My love-hate relationship with my bullet journal

Bullet journaling used to be a source of stress for me, but I just kept going back

“Okay, I guess we’re really doing this thing,” I say to no one in a dark empty room at 1 a.m. as I press the order button on Amazon. Finally — I will evolve into my best, most organized self: bullet journal girl. 

I have always heard rave reviews about bullet journals. Everyone I know who has one loves it, and it seems so easy. Planning out my life on dotted pages with pastel markers leaves so much room for creativity. It’s a journal with more aesthetic — but when my bullet journal arrived, I was scared to start using it. 

Bullet journals are completely blank besides very light dots. Sometimes they come pre-numbered or with a few index pages, but other than that, you have to design every feature and function.

Pinterest boards that once captured me with beautiful layouts and incredible hand-lettering now intimidated me. 

What would I do if I messed up a page? I’ll have to look at that sad, smeared smudge of a flower for the rest of the month. 

Planning what goes on the page is just as daunting. In my experience, I don’t really know what works for me until it doesn’t. When I first started, I did a sleep log on a page to track how many hours I got a night and how energized I felt that day. It’s a great idea in theory (and one of my cutest pages, might I add), but I never remembered to actually fill it in. This meant massive gaps in the chart and massive amounts of stress from looking at an incomplete page. 

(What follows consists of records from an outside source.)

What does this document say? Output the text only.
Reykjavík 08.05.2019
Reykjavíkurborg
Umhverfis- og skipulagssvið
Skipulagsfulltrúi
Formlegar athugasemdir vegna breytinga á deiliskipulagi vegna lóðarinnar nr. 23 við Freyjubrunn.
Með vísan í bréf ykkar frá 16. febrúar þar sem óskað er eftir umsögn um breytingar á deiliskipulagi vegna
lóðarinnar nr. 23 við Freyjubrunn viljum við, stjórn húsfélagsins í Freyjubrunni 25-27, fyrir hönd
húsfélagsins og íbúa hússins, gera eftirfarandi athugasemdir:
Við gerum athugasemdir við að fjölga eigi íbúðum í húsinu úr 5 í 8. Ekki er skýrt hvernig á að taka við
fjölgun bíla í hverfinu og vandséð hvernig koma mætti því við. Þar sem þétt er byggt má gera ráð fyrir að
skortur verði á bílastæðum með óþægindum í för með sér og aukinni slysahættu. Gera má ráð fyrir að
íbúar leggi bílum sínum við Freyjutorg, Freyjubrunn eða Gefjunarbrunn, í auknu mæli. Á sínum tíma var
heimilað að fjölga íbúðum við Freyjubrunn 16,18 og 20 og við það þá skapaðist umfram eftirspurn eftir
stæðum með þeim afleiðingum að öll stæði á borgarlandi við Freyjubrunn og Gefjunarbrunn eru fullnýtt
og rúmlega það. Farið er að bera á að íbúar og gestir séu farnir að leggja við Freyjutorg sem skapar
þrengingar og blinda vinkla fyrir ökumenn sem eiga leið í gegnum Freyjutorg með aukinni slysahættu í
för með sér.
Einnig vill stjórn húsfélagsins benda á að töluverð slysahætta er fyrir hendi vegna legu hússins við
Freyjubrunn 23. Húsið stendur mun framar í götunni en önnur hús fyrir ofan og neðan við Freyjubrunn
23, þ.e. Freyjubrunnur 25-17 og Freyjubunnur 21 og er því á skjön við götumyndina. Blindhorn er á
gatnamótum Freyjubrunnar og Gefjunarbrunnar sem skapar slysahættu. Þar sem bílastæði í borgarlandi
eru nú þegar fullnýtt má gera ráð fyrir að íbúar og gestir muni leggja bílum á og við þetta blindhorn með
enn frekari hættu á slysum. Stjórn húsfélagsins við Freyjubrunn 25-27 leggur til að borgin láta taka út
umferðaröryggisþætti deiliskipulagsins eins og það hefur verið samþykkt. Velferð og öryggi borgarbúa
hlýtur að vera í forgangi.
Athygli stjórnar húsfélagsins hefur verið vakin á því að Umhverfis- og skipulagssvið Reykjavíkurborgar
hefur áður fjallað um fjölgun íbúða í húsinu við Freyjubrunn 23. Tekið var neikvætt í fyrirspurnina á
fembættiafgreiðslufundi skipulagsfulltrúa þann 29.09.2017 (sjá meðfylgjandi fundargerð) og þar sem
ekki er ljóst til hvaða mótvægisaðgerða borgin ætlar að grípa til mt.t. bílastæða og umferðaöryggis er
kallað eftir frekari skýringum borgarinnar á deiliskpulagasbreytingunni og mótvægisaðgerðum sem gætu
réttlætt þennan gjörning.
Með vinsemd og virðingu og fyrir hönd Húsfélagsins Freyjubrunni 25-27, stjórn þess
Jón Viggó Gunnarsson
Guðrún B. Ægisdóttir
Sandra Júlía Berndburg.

The most stressful part was perfecting the layout. In fear of a catastrophic calligraphy mishap, I’d have a ruler, pencil, eraser, ink pens and markers with me at all times. Sketching a monthly calendar took me hours because there was so much to consider in terms of spacing and decorating. 

Once I knew roughly how big I wanted a spread to be, I sketched it with a ruler and pencil. If I liked how it looked, which usually took a few tries, I traced it with a pen, erased the pencil and colored it in with marker. 

Hours ticked by and I still remained unsatisfied with what I had just created.

Pinterest posts and Buzzfeed videos about bullet journaling had me believing that my journal had to look perfect. Getting organized is already a stressful task on its own, but now I was worried about the aesthetic of it all too.

Through trial and error, I realized something. It’s not about how it looks, it’s about making it useful. Drawing, erasing and coloring in the moon phases for an hour is completely unproductive.

I was so caught up in the visual aspects of journaling that I forgot to make it something functional. I found that for it to work for me, I had to keep things simple. 

That’s when I started getting good at this whole thing.

Instead of focusing on beauty, I focused on practicality. Now my journal only has a few templates to it, a weekly, monthly and future log. I log everything — goals, work hours, homework due dates, meetings, date nights, concerts, parties and time with friends. My journal knows me better than I do.

Putting my life in ink changed everything. Past agendas and planners failed me, I usually left them torn up and messy. Weeks passed by and I’d forget to check it, I solely relied on my brain to remember every detail of my life. That obviously didn’t work. 

When I noticed myself canceling plans last minute and missing homework assignments often, I realized something needed to change. 

Getting my life in order felt therapeutic. Before, I would feel hopeless and upset with myself for forgetting something. Now, every time I pull out my bullet journal, I feel like I’m finally doing something right.